Hospital Universitário é procurado por meninas

 Quando uma mulher resolve fazer um aborto caseiro e utiliza o Cytotec, há grandes possibilidades de que ela necessite de ajuda médica. A enfermeira do Centro de Obstetrícia do Hospital Universitário de Santa Maria, Márcia Poentes, diz que é possível descrever um perfil das mulheres que praticam aborto: geralmente, são garotas de 18 a 22 anos, com baixo nível de escolaridade e sem parceiro fixo. “Muitos são os motivos apontados por essas meninas, como a falta de condições financeiras, a dúvida sobre a paternidade da criança, o medo da reação da família e, principalmente, quando o pai se nega a assumir o filho”, analisa a enfermeira.

Márcia relata que o hospital também recebe, com freqüência, mulheres mais velhas praticantes do aborto. Elas, geralmente, são casadas, têm vários filhos e optam pelo aborto em virtude da desestruturação familiar. “Mães com este perfil são as que mais sofrem, porém, acreditam que seria pior ter outro filho sem condições de sustentá-lo de uma maneira digna”, diz.

Um dos casos que mais chocou o Centro de Obstetrícia do HUSM foi o de uma universitária de aproximadamente 20 anos de idade, que chegou ao local em trabalho de parto com apenas 22 semanas de gestação. No canal vaginal da estudante foram encontrados quatro comprimidos de Cytotec. A criança nasceu viva, com mais ou menos 700 gramas, mas morreu em algumas horas, sem ser vista pela mãe. A enfermeira Márcia relata que a moça pareceu aliviada com o desfecho da história.

Venda criminosa

 Vender medicamentos  ilegais é crime passível de multa e prisão, segundo a lei 6437 de 1977. Quando a Vigilância Sanitária suspeita que um estabelecimento ou alguma pessoa comercialize um remédio considerado ilegal, é aberto um processo administrativo para averiguar possíveis irregularidades. Sendo constatado algo ilícito, a Vigilância Sanitária autua a empresa, que pode ser interditada. A pena para quem pratica esse crime vai desde uma advertência a uma multa, que pode chegar a um milhão e meio de reais. Falsificar medicamentos é considerado crime hediondo. Aquele que falsifica é preso e perde direito de responder o processo em liberdade e ao hábeas corpus.  

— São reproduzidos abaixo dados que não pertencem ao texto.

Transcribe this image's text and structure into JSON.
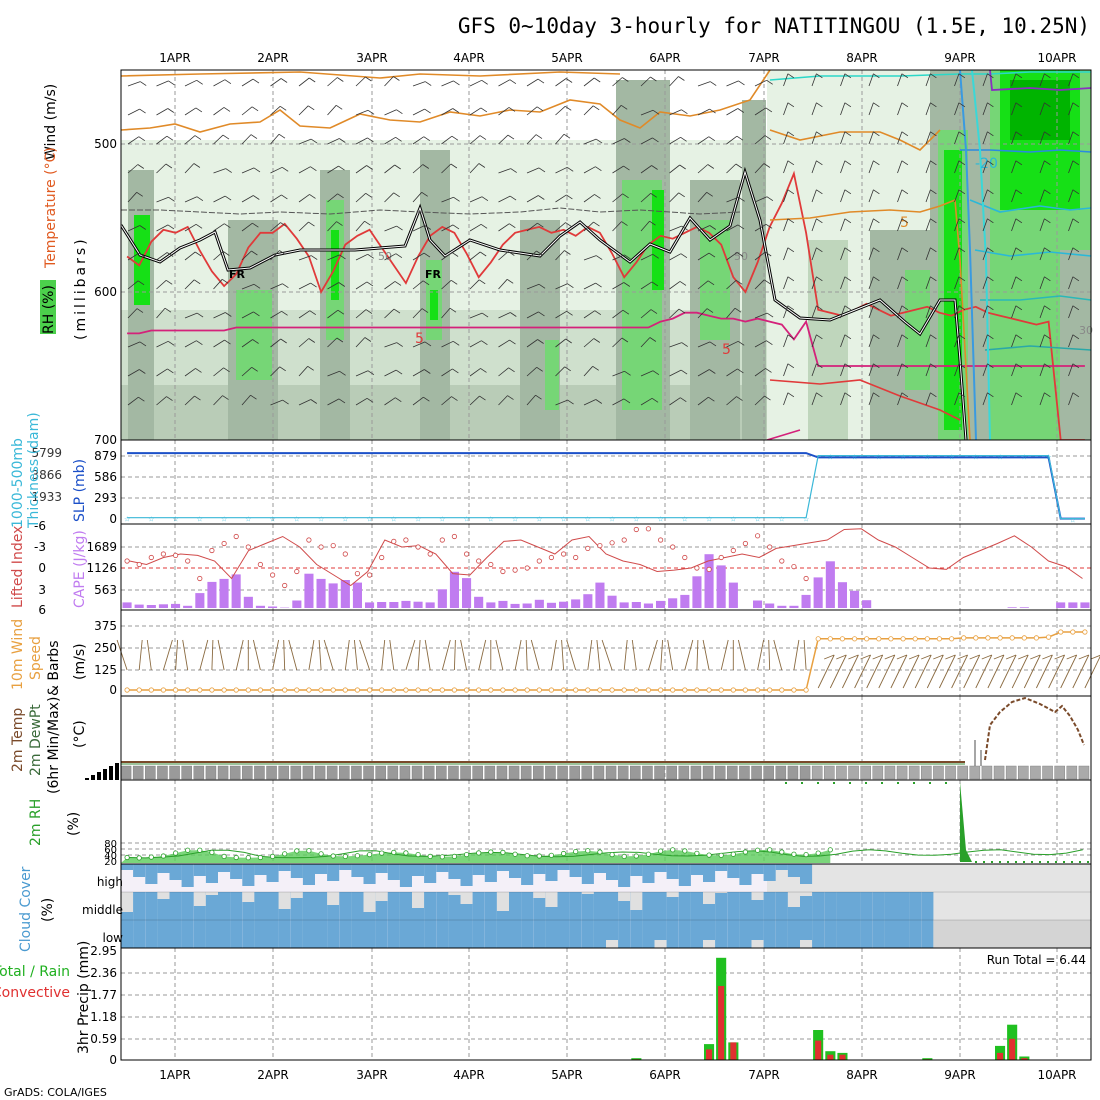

A farmacêutica da Vigilância Sanitária da quarta coordenadoria regional de saúde de Santa Maria, Elenita Rossato Dias, diz que o setor  tem conhecimento de que os camelôs comercializam remédios considerados ilegais. “O que nós sabemos é que existe comércio desse tipo de medicamentos nos camelôs. Uma ação em conjunto com a Polícia Federal já foi realizada, mas qualquer tipo de fiscalização acaba frustrada, porque os vendedores ambulantes escondem os medicamentos ou livram-se deles de alguma forma”, salienta.

Elenita ressalta que a população deve ter consciência de que aquele que comprar medicamento falsificado favorece o crime e fortalece organizações criminosas. O site da Anvisa disponibilizou o nome dos medicamentos considerados ilegais.